Shawn, der bereits wieder an dem Armband arbeitete, neigte seinen Kopf leicht zu Laya. "John war ein Gründungsmitglied der Kelpies. Er war praktisch die rechte Hand von Garrison. Als ich ungefähr 13 war, bin ich John gefolgt und habe eine Besprechung belauscht."
"Ja, und dann habe ich dich entdeckt und Liam wollte dich sofort mit aufnehmen", lachte Scott leicht kopfschüttelnd.
"Und Luna...", wollte Laya ansetzen.
"Luna sollte damals noch nichts davon erfahren. Unser Vater hat sie trainiert, wollte sie aber aus diesen politischen Machtkampf raushalten soweit es ging. Nach Vaters Tod hat mich Liam gebeten, undercover zu gehen. Da hat er mir erstmals von der Prophezeiung erzählt." Seufzend knetete er seine Hände.
"Dann ist Luna für ein paar Jahre weggezogen, kam aber irgendwann wieder nach Cardiff", wusste Laya noch grob von dem, was Luna ihr erzählt hatte, als sie sich angefreundet hatten.
"Genau, und ich wurde gebeten sie nicht aus den Augen zu lassen als sie wieder hier war. Wir kannten uns ja schon von früher", fügte Shawn hinzu und legte sein Werkzeug aus den Händen.
"Das nimmt sie mir immer noch übel", murmelte Scott daraufhin mit einem beleidigten Tonfall. Dabei kratzte er sich am Hinterkopf.
Shawn schmunzelte und betrachtete das Armband, welches schon ziemlich identisch aussah, wie die originalen. "Du hast ja nicht nur mich auf sie angesetzt."
Laya verzog das Gesicht. Die Geschichte war ziemlich irritierend.
Seine Hände fuchtelte er abwehrend vor seinem Körper herum. "Das klingt jetzt vielleicht ein wenig übergriffig, aber ich wollte nur, dass es ihr gut geht."
"Warum hast du dich dann nicht gezeigt? Luna hat dich Jahrelang gesucht", überlegte Laya. Das wäre doch das mindeste gewesen, wenn er seine Schwester aufgesucht hätte.

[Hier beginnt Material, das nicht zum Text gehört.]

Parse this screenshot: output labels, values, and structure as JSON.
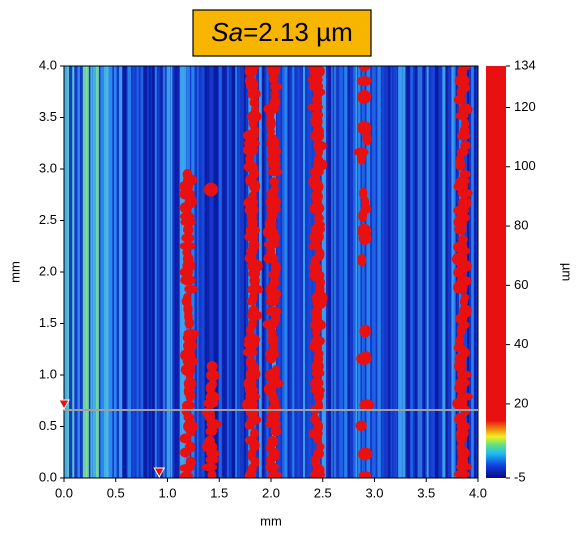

Zögernd schüttelte er mit seinem Kopf. "Wir waren untergetaucht und wäre ich wieder in ihr Leben gekommen, hätte sich einiges an dem Plan geändert, der aufgrund der Prophezeiung entworfen wurde. Liam hat mich unter allen Umständen gebeten, nicht einzuschreiten, als er herausgefunden hat, dass Luna eine der Auserwählten sein könnte."
Laya konnte erkennen, dass es ihm nicht leicht gefallen sein musste. Als sie wieder Shawn musterte, hielt er ihr das Armband zur Inspektion entgegen.
"Was meinst du, ist es so optisch vertretbar?"